Attention aux gâchages (spoilers) honteux qui émaillent ce texte.

Une petite bourgade sans moyen a le malheur d’être à la frontière américano-mexicaine. Quelque part, des huiles papotent pour décider du sort de ladite bourgade : soit elle reste américaine, soit elle devient mexicaine. Mais en attendant, les tuniques bleues qui assuraient la défense de la ville contre les bandits mexicains foutent le camp, laissant un seul capitaine sur le pont. Arrive un dandy joueur de cartes qui n’a pas froid aux yeux (et c’est normal, car il s’agit des yeux tout plissés d’Anthony Steffen).

Pour une fois que je reconnais des trognes dans un western spaghetti, je ne vais pas me priver. Les amoureux du genre se feront donc une joie de reconnaître Eduardo Fajardo – vu pour la dernière fois par l’auteur de ces lignes dans Et viva la révolution – et Benito Stefanelli, le Rubio de Pour une poignée de dollars, et le barbu qui regarde Terence Hill enquiller ses verres dans Mon nom est Personne. Pour le reste, il y a également la trogne d’Anthony Steffen, qui pour le coup est moins reconnaissable que d’habitude car il est rasé de près, et c’est d’ailleurs une curiosité suffisamment remarquable pour que ce film soit connu quasiment uniquement pour ce haut fait épilatoire. Anthony Steffen est rasé !!! Boudiou, et en plus il a troqué sa veste maronasse usée de partout pour un costume « à la dernière mode » !! Sur ce dernier point d’ailleurs, le réalisateur ne va pas jusqu’au bout de son idée initiale, puisque comme l’a fait remarquer un membre de
Western Movies, le personnage de Dandy est exploité en tout et pour tout une dizaine de minutes. Steffen devient ensuite une sorte de sniper qui se déguise en capitaine de l’armée, la mise en pli reprend son aspect broussailleux usuel, mais le menton reste impeccablement rasé !

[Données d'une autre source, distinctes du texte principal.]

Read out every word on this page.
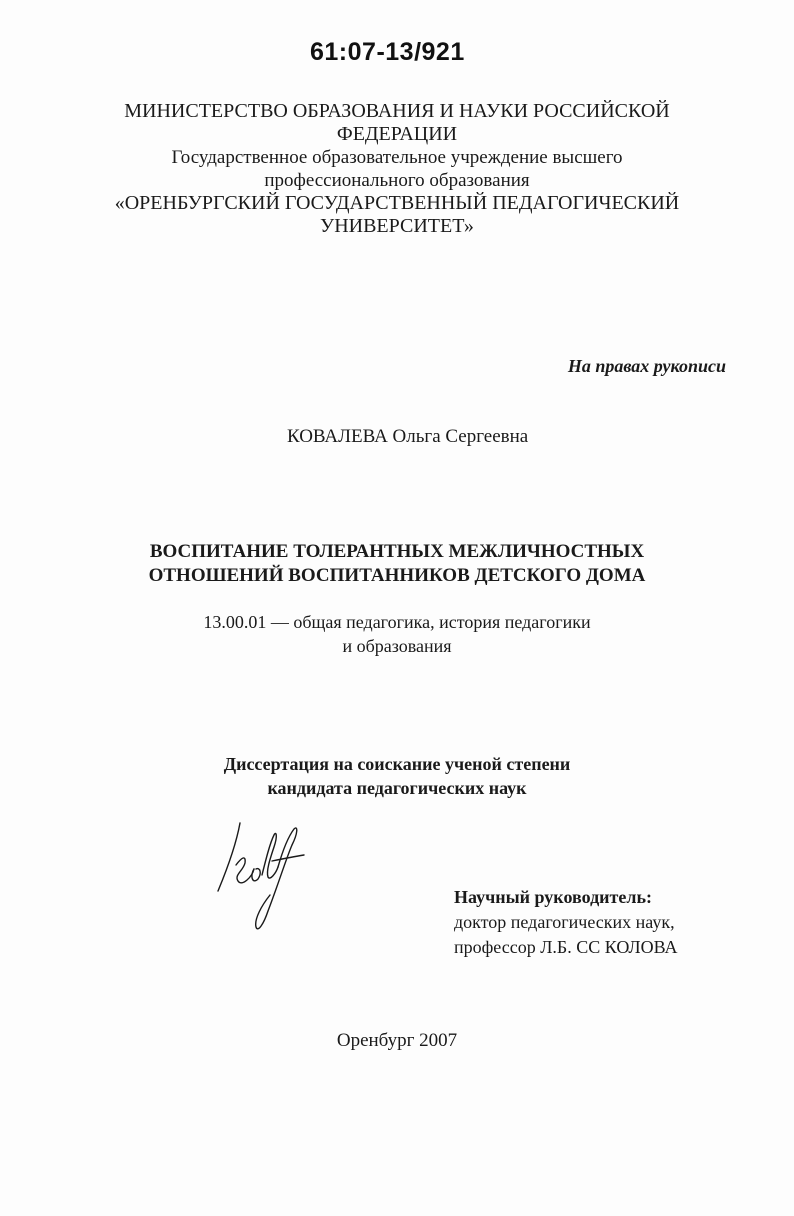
61:07-13/921
МИНИСТЕРСТВО ОБРАЗОВАНИЯ И НАУКИ РОССИЙСКОЙ
ФЕДЕРАЦИИ
Государственное образовательное учреждение высшего
профессионального образования
«ОРЕНБУРГСКИЙ ГОСУДАРСТВЕННЫЙ ПЕДАГОГИЧЕСКИЙ
УНИВЕРСИТЕТ»
На правах рукописи
КОВАЛЕВА Ольга Сергеевна
ВОСПИТАНИЕ ТОЛЕРАНТНЫХ МЕЖЛИЧНОСТНЫХ
ОТНОШЕНИЙ ВОСПИТАННИКОВ ДЕТСКОГО ДОМА
13.00.01 — общая педагогика, история педагогики
и образования
Диссертация на соискание ученой степени
кандидата педагогических наук
Научный руководитель:
доктор педагогических наук,
профессор Л.Б. СС КОЛОВА
Оренбург 2007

Loin d’être anecdotique, cette histoire de barbe permet en fait au réalisateur de livrer une réflexion sur le poil dans le western italien. Depuis 1964 on a vu en effet les pistoleros ténébreux devenir des sex-symbols par le biais de leur barbe de trois jours et de leur sueur sous les aisselles. Dans Gentleman Killer, l’entremetteuse de Saloon admet d’ailleurs que – bien qu’elle apprécie un homme rasé de frais de temps en temps – les vrais hommes sont en général ceux qui ne se rasent pas. Et pour cause, le Dandy vient de démontrer sa lâcheté – apparente – aux yeux de tous. Pourtant quand Steffen retourne la situation à son avantage, le réalisateur nous montre la revanche du savon sur la sueur, et par là même, la revanche du western américain sur le western italien. En une petite scène, c’est tout un poncif fondateur du western spaghetti qui est démonté. Amusant en tout cas.
Mais Gentleman Killer ne saurait se résumer à une histoire de rasage de l’interprète principal. Car il y a mieux, on découvre en effet que Anthony Steffen sait parler. Et oui, il a – au début en tout cas – des lignes de dialogues assez nombreuses et un jeu pour le moins correct. Rien de révolutionnaire, mais ça fait un choc quand même aux habitués. D’ailleurs, si on continue dans le genre de raisonnement précédent, ce point pourrait aussi être un pied de nez aux conventions du western italien qui veulent que les héros soient d’une fierté telle que condescendre à parler à l’un de leurs semblables leur paraît intolérable, mais là, je sens qu’on va me dire que j’ai fumé un truc pas légal. Steffen retourne d’ailleurs assez vite à un jeu assez monolithique, sans passion et sans réelle vivacité. En attendant, ces deux éléments (l'absence de barbe et les dialogues) provoquent néanmoins une légère rupture de ton bienvenue dans cet univers formaté.
Pour le reste, le film n’est quand même pas exceptionnel. C’est bien mené, mais sans génie, sans réel enthousiasme, avec des moyens suffisants pour une crédibilité correcte malgré de nombreux passages (les baddies qui fouillent la ville) où l’on sent bien que c’est toujours la même demi-douzaine de figurants qui s’agite. Mais le scénario est suffisamment original pour être accrocheur, en particulier cette stratégie du héros de sniper les hommes du bandit Mexicain les uns après les autres. Notons que dans les scénarios de western spaghetti, c’est invariablement ce qui se passe : le héros décanille les hommes de main avant de faire son affaire au chef. Mais ici, c’est la première fois que c’est élevé au rang de stratégie, et surtout sans héroïsme aucun, le « héros » descendant les gars de loin ou par derrière (le coup de la corde).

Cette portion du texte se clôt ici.